Как формулировал вопрос кн. Е. Трубецкой:
-- Мог ли остаться Достоевский редактором "Гражданина" или бы стал "бросать бомбы"?
Очень горячо спорили. Часть была за то, что остался бы редактором, -- другая часть, по преимуществу из молодёжи, находила, что непременно Достоевский примкнул бы к революции.
И замечательно, что никому не казалось странным это "или-или". Я не думаю, что кто-нибудь стал бы такой вопрос задавать о Победоносцеве или Каткове. И не потому, что многие не верят в их "искренность". Нет, даже те, кто верит.
Победоносцев -- и бомба! Дикое сопоставление...
А вот о Достоевском -- вопрос. И спорный вопрос. Настолько спорный, что сами спорящие с какой-то внутренней "неуверенностью" предлагали его решение:
-- Остался бы редактором... хотя "Достоевский" -- Бог его знает!..
Причина такой "двойственности" в "двойственности" самого Достоевского.
Я за революцию не в смысле сочувствия её конечным идеалам или демоническим элементам, а в смысле сочувствия той правде, которая заложена в чувстве свободы революционеров. Я против кадетизма именно потому, что кадетизм по своей психологии (за отдельными исключениями, которые чувствуют себя одинокими в своей среде), по верному выражению Бердяева, "буржуазен", пошл, бесцветен, он не самоутверждается не из самоотречения, а от внутреннего бессилия. Я предпочту иметь дело с чортом, чем с кадетом. Пишу это в буквальном смысле слова, без всяких шуток и без всякого остроумничанья.

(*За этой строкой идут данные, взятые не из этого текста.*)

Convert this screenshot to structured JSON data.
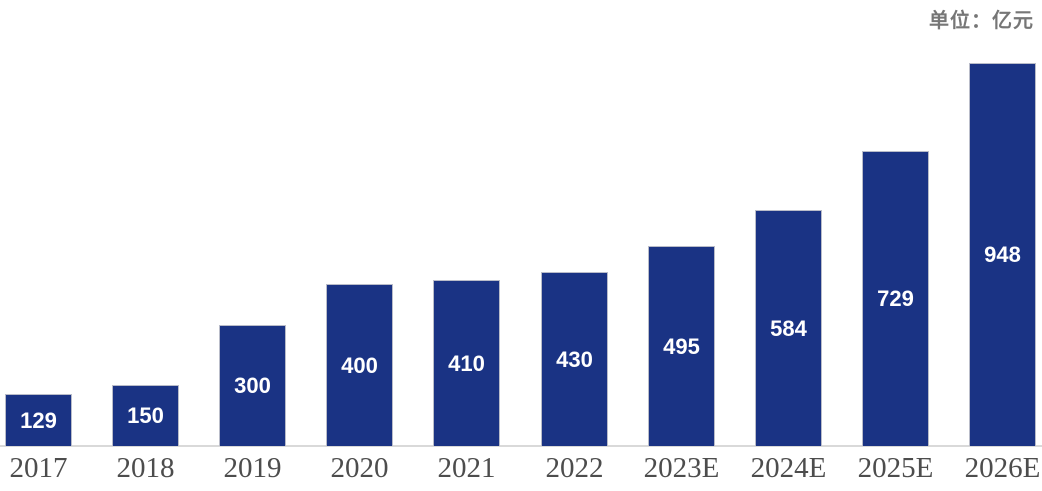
{
  "unit_label": "单位：亿元",
  "colors": {
    "bar_fill": "#1a3384",
    "bar_border": "#b9bcc9",
    "axis_line": "#d9d9d9",
    "value_label_text": "#ffffff",
    "year_label_text": "#4d4d4d",
    "unit_label_text": "#767676",
    "background": "#ffffff"
  },
  "chart_data": {
    "type": "bar",
    "title": "",
    "unit": "亿元",
    "categories": [
      "2017",
      "2018",
      "2019",
      "2020",
      "2021",
      "2022",
      "2023E",
      "2024E",
      "2025E",
      "2026E"
    ],
    "values": [
      129,
      150,
      300,
      400,
      410,
      430,
      495,
      584,
      729,
      948
    ],
    "series_name": "",
    "xlabel": "",
    "ylabel": "",
    "ylim": [
      0,
      950
    ],
    "grid": "off",
    "legend": "none",
    "y_axis_visible": false,
    "data_label_position": "inside-center"
  }
}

В крайних партиях есть много уродливого, но живой нерв их всё же -- неосознанное подлинное стремление к праведной жизни. Я не гуртом принимаю революцию и, всецело осуждая то, что справедливо осуждает и Н. А. Бердяев, в то же время не могу не видеть и положительных сторон; есть там и бесноватые, гибнущие за самоутверждение, но есть и мученики, страдающие за правду.

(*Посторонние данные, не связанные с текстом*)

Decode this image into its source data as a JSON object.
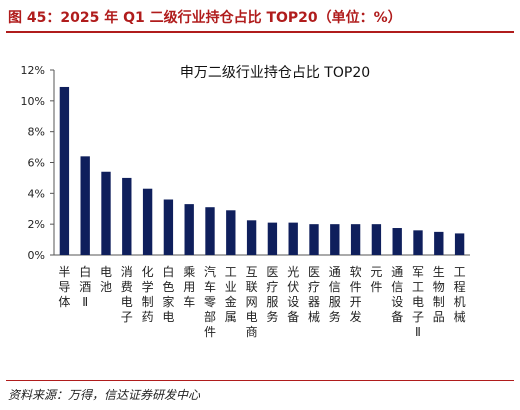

Но повторяю... я не смешиваю Царства Божия с земными временными целями и к революции подхожу как к этапу в богочеловеческом процессе.
Я считаю крайние партии самыми близкими ко Христу, несмотря на тактику, как будто бы явно с христианством несовместимую. Они ближе всех, потому что любят всем своим человеческим сердцем. И ихняя жизнь -- это сплошной подвиг, они бросают всё своё личное благополучие и беззаветно отдаются служению народу .

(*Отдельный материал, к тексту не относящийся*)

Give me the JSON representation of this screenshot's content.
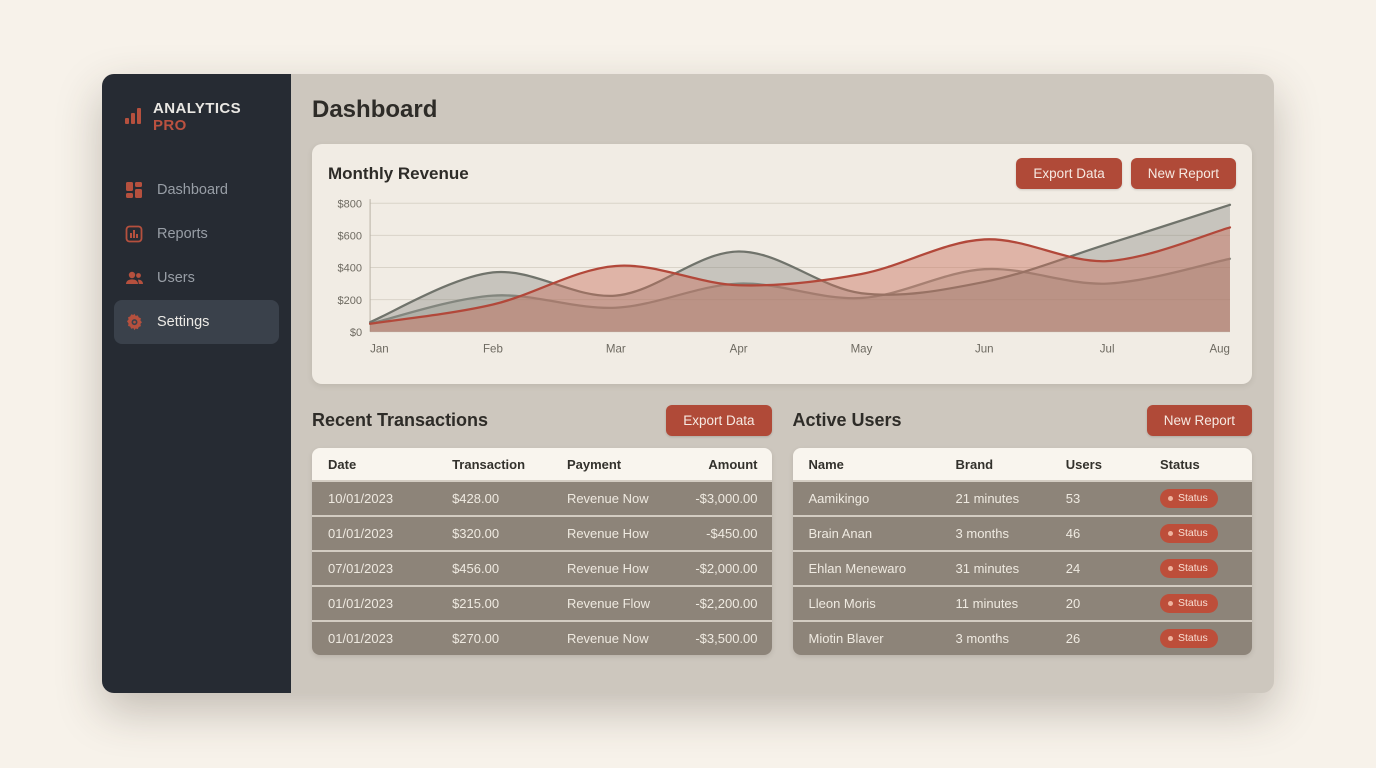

Без Христа не может быть полной правды, и грех их только в том, что они этой полной правды не знают, а поскольку правда открыта их сердцу, служат ей они до конца. У них нет полной любви, но та, которая есть, владеет ими безраздельно. Им открыто немного, но в этом немногом они подлинные апостолы. Ничтожные крупицы истины они принимают за всю истину, но зато в них нет никаких внутренних компромиссов, они жизнью исповедуют свою веру.
Я, разумеется, не говорю здесь о ничтожных честолюбивых, развращённых единичных представителях, которые недостойны своего имени. Точно так же, как, говоря о христианах, я не имел в виду христиан-вешателей...
Я очень боюсь, что меня упрекнут в том, что я защищаю убийство. Нет, всеми силами души своей отрицаю его, так же сильно отрицаю, как хочу, чтобы все служили Христу. Но отрицаю во имя высшего назначения христианина, а не во имя простого непротивления.